Although not well documented, Frappe Support and other experienced users suggest using Item Tax to handle non-taxable items.
I feel something is missing or I’m doing something wrong.
In New York, there are 83 tax jurisdictions with unique rates. I created 83 Tax Categories, 83 Tax rules and add the Tax Category to the customer or customer’s address. This helps to assign the correct jurisdiction for the account head and rate.
I’ve tried to use Tax Rules to assign the tax category. In Tax rule there are fields for Item and Item Group. These are misleading because the tax rule only applies the tax category, it has no impact on the tax calculation. This means Item/Item Group is essentially ignored.
Enter Item Tax. This seems to solve most of the problems. I created 83 Item tax templates and assigned all 83 to the Non Taxable Item Group. When creating a Sales Invoice, my tax calculation is correct.

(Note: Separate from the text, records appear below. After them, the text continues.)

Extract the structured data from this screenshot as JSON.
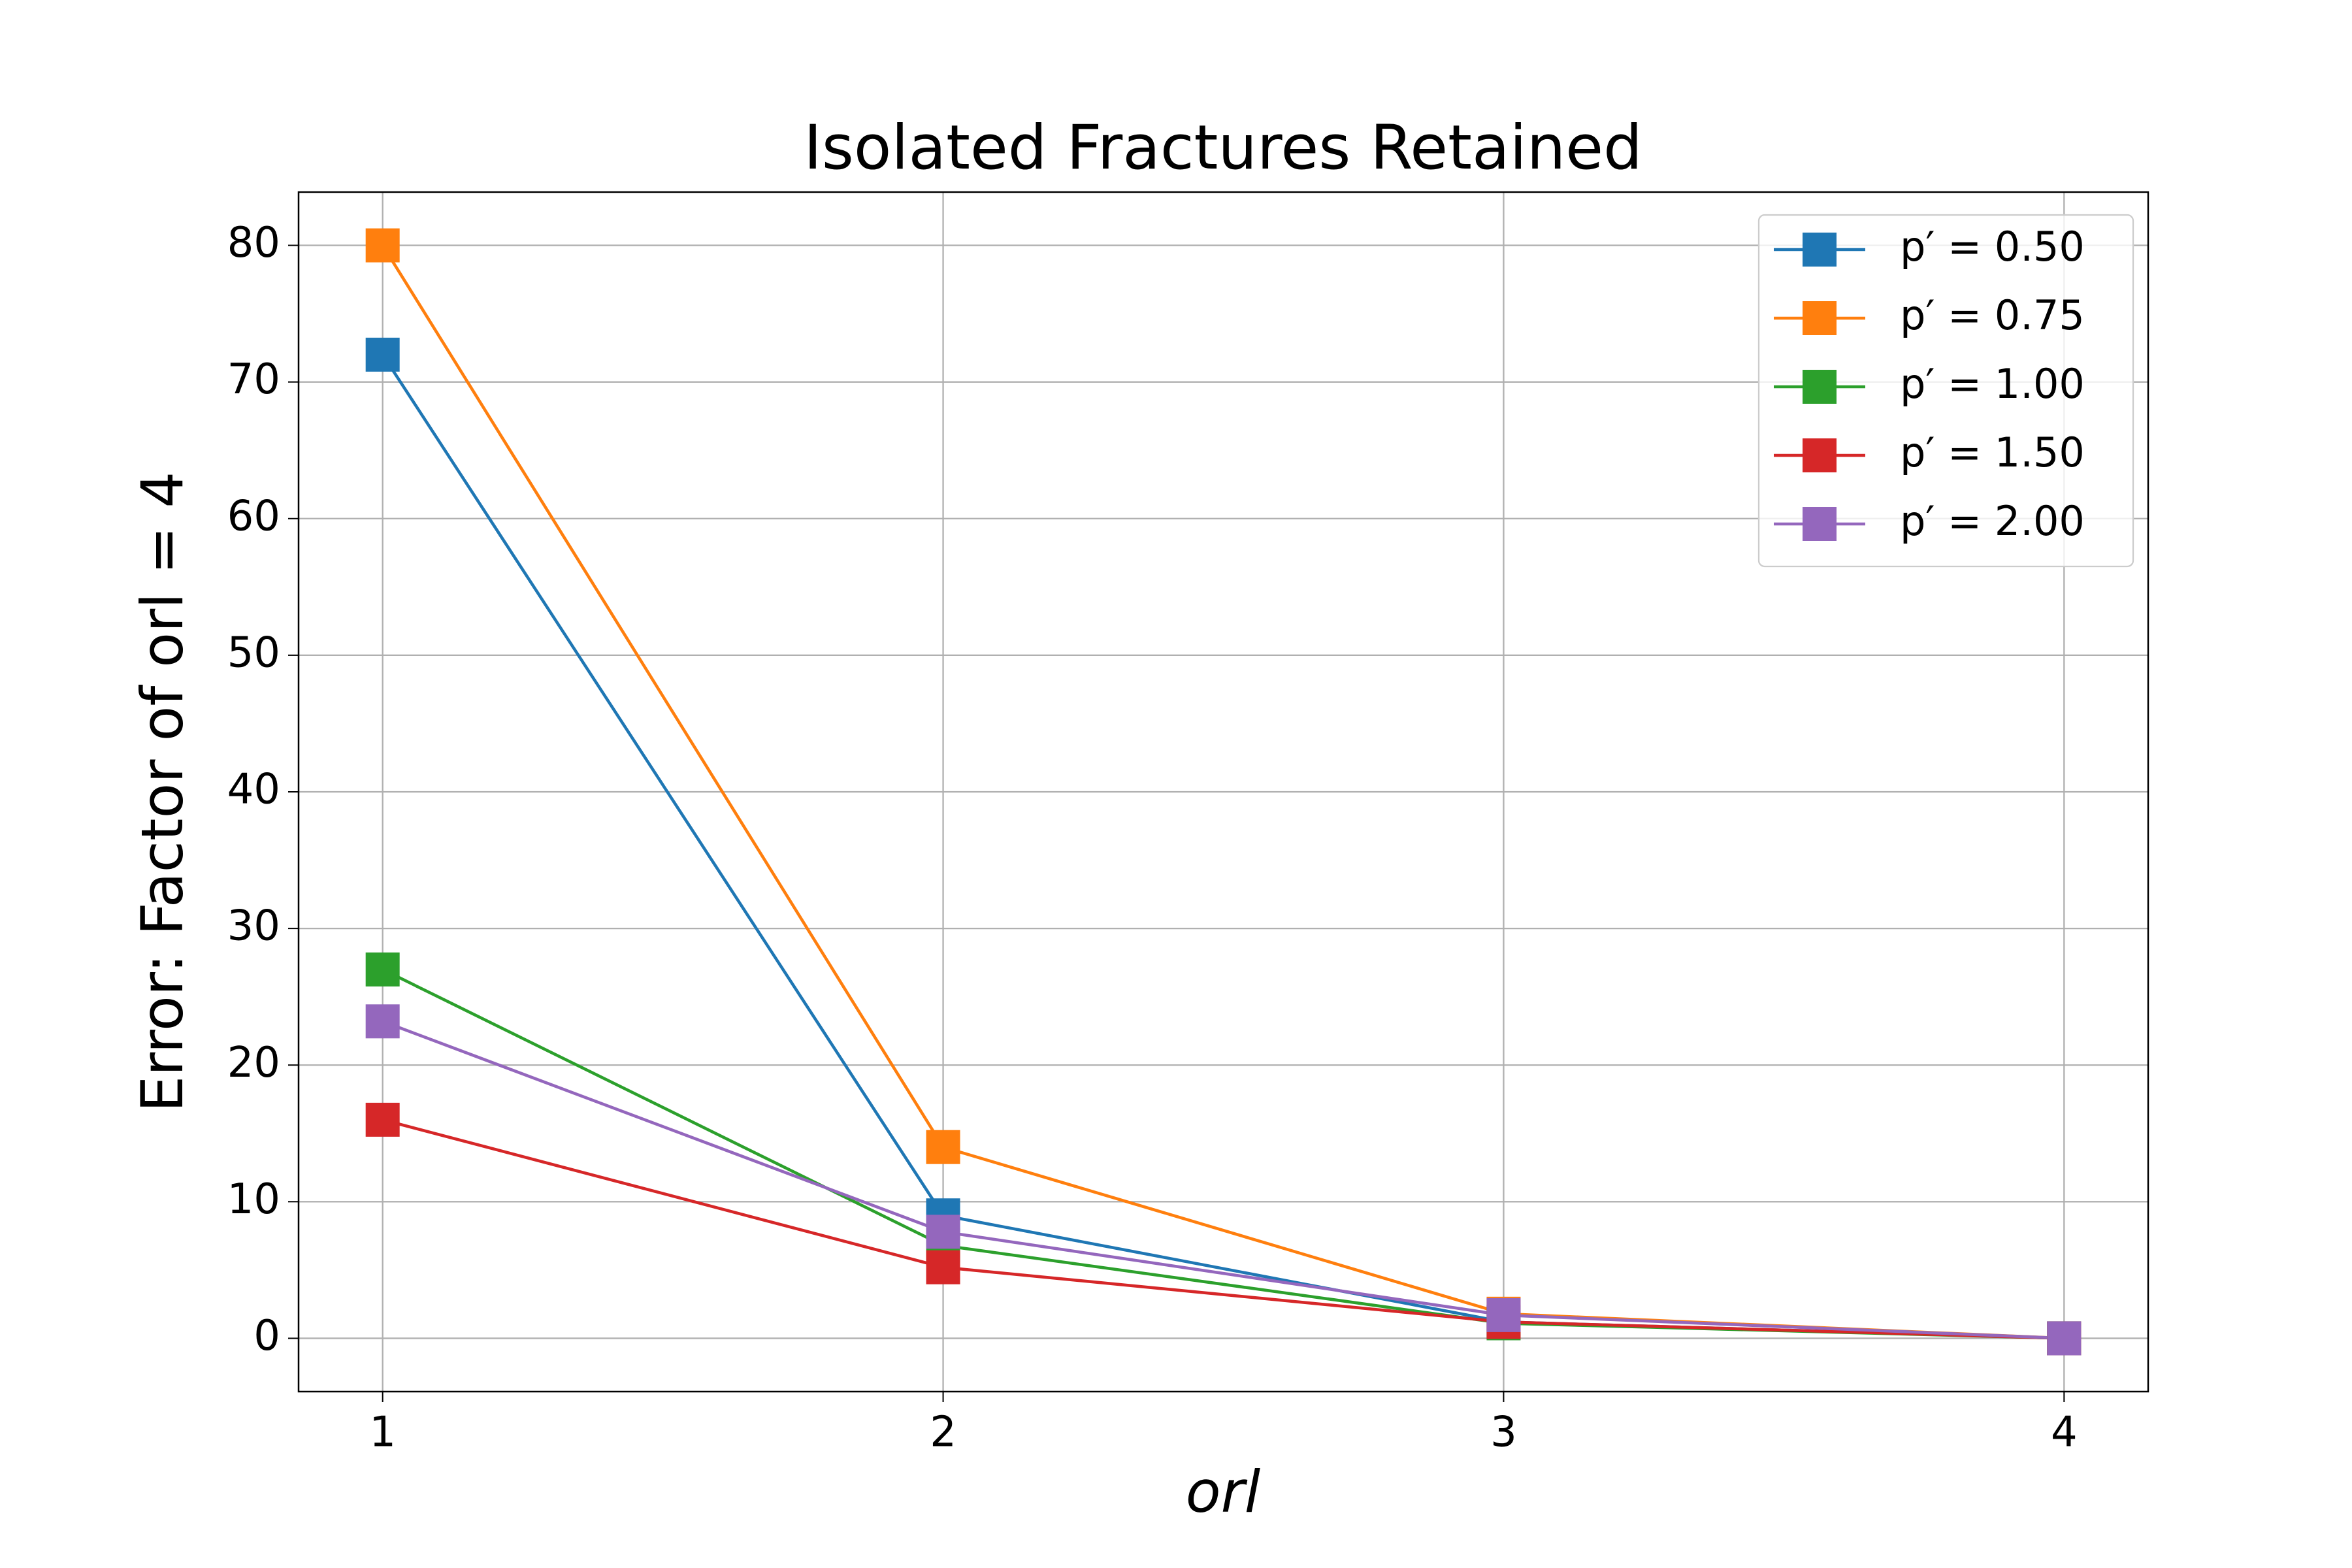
{
  "chart_data": {
    "type": "line",
    "title": "Isolated Fractures Retained",
    "xlabel": "orl",
    "ylabel": "Error: Factor of orl = 4",
    "x": [
      1,
      2,
      3,
      4
    ],
    "series": [
      {
        "name": "p′ =  0.50",
        "color": "#1f77b4",
        "values": [
          72,
          9,
          1.2,
          0
        ]
      },
      {
        "name": "p′ =  0.75",
        "color": "#ff7f0e",
        "values": [
          80,
          14,
          1.8,
          0
        ]
      },
      {
        "name": "p′ =  1.00",
        "color": "#2ca02c",
        "values": [
          27,
          6.8,
          1.1,
          0
        ]
      },
      {
        "name": "p′ =  1.50",
        "color": "#d62728",
        "values": [
          16,
          5.2,
          1.2,
          0
        ]
      },
      {
        "name": "p′ =  2.00",
        "color": "#9467bd",
        "values": [
          23.2,
          7.8,
          1.7,
          0
        ]
      }
    ],
    "xlim": [
      0.85,
      4.15
    ],
    "xticks": [
      1,
      2,
      3,
      4
    ],
    "ylim": [
      -3.9,
      83.9
    ],
    "yticks": [
      0,
      10,
      20,
      30,
      40,
      50,
      60,
      70,
      80
    ],
    "grid": true,
    "legend": "upper right"
  }
}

In the Item Tax Template I use the same account head as the matching jurisdiction’s Sales Taxes and Charges Template. This keeps the child table limited to the single jurisdiction rate. If I use unique accounts for taxable and non-taxable, the system will assign tax all items in the invoice.
Now the issue:
Eventhough the tax is calculated correctly, there is no record of the taxable amount. I think it’s a bit odd that the child table has a total for the full invoice, not the taxable amount.
Before I go create a complex Sales Tax report to try and calculate the taxable amounts, I’m asking here if I’m doing something wrong.
How are others handling Taxable and non-taxable items in the same invoice?
Does anyone know why the total row in the Sales Taxes and Charges table is a running total of the invoice and not the items getting taxes applied?
Should I eliminate the use of Sales Taxes and Charges templates and only use Item Tax Template? I still think I’ll be missing “Taxable Amount” due to the way the Taxes and Charges child table in Sales Invoice calculates the total.